Staying Positive Is Fucking Hard

There are too many variables up in the air when it comes to most cancer treatments. Some are lucky and have localised cancers which can be cured with surgery or radiation. Some are less lucky and need to undergo chemo/radiation to shrink the tumours before they can have surgery. Some are even less lucky, like myself, who are given little opportunity for 'cure'. Just because the cancer decided to take the party outside the stomach and into distant lymph nodes, liver and bone.

At least that's what the last CT scan showed - that there is more metasteses BUT we are shrinking them with chemo. So we're buying me some time. I still feel like shit on chemo but this round has so far been more tolerable. I'm staying on top of nausea better - though I'm getting this weird "ball" sensation stuck in my mid esophagus. Some burping tends to relieve it but it's a strange spot for gas to get stuck.

Not to mention I overate at dinner and was miserable all night trying to digest all that acidic bolognese and meat... WORTH IT. I don't fucking care. As long as the stent doesn't get blocked - I will eat whatever the fuck I want while I can.

So yeah, one more chemo cycle with evil cisplatin and then I'm effectively "done" depending on what the next scan shows. I could do two more cycles with my 120hr 24/7 5FU infusion bottle which drives me nuts. Imagine not being able to shower properly or wash your hair for 5.5 days. It wreaks havoc with my mental state.

Otherwise, it's just me going in to get the immunotherapy (or placebo) and we monitor the cancer closely to see if it's working. If it's not, more chemo - my oncologist says it'll be easier than what I've already had as they hit me with the hard stuff first. Yay?

The problem is that with this kind of cancer, diffused adenocarcinoma with signet ring cell / linitis plastic characteristics, it doesn't show clearly on any scan. So who really knows if we're treating me with the right stuff?

As long as the stents hold strong and don't give me anymore issue other than a restricted diet, I might be able to find a new normal and live again.

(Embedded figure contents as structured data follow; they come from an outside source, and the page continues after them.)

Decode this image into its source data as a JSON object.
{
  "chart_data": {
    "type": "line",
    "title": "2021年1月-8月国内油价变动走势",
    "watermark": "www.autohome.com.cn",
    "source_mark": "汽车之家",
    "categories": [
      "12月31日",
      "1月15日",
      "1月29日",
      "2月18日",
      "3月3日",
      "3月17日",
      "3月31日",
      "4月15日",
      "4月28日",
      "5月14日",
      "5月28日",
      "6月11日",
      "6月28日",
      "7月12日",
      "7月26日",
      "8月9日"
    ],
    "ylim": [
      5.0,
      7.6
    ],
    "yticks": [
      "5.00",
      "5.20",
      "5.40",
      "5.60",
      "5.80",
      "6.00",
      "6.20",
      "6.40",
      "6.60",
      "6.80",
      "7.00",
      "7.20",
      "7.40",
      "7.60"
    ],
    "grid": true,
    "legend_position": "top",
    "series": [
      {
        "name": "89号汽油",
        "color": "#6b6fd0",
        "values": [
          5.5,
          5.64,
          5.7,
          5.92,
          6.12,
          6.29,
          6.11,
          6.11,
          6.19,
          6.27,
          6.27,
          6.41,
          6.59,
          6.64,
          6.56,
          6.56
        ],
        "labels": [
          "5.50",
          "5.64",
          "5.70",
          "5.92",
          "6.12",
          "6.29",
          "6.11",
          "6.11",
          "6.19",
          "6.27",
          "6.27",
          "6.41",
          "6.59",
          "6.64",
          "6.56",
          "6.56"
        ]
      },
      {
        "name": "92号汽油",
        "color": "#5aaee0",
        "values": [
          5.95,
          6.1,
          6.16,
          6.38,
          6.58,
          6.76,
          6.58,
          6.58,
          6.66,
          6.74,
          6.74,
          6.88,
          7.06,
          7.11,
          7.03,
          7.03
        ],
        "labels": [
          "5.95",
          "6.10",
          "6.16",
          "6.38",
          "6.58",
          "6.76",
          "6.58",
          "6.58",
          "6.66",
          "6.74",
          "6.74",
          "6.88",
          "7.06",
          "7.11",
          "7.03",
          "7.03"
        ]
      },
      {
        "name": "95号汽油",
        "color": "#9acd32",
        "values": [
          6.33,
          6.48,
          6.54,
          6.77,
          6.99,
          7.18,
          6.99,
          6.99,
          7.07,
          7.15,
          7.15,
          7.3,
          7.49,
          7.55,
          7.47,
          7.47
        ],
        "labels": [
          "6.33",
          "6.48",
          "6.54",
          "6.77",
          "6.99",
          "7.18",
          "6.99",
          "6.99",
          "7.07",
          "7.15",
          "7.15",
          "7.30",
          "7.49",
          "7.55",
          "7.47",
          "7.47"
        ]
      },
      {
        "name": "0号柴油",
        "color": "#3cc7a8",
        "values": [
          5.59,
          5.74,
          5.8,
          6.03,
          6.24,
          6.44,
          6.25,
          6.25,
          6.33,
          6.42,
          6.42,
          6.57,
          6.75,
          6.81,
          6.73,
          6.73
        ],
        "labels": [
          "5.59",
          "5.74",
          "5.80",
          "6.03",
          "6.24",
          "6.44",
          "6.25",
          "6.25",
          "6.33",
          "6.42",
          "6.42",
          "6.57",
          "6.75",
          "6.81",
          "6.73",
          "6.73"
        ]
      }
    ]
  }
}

But staying positive that this will be doable is HARRRRRRRRRRD. Everything feels stacked against me and I'm just supposed to "stay strong!" "be positive!" "thoughts and prayers!" ARGH.

People want me to make plans months ahead when I don't even know how I'll be in 2 weeks. It's really fucking hard. I want to be a "strong fighter" but maybe all those strong fighters were too scared to let their vulnerability show - so their caregivers could feel better. It's so unfair. I don't want to censor myself so others feel better and I just end up worse on the inside.

I wish I could live inside a warm dark place and disappear. And other days I wish I had nothing but sunshine and ocean breeze with sand between my toes. But most of the time I just want my life back. I want to lie flat after eating and have no reflux because my GE junction hadn't been obliterated by tumours.

Sigh, I don't even know if this blog will help anyone. But if you are experiencing heartburn/indgestion or a hard pain in your sternum when you swallow big gulps of food? Go get yourself to a good GI doctor and get an endoscopy. It's the only way I was diagnosed. Cancer didn't show up on a barium swallow xray, chest xray, stomach ultrasound, and countless bloodwork. Gastric cancer is a little bitch and we need to beat it down.

So get checked - then get yourself to a geneticist to test if you have the CDH1 gene which can affect your children and put them at risk for developing stomach cancer. Check if you have an H Pylori infection. Check EVERYTHING.

And tell your friends to do the same. Maybe when there's more hope and awareness ... maybe then, it'll be easier for us stage 4 inoperable people to stay positive in the light of insurmountable odds.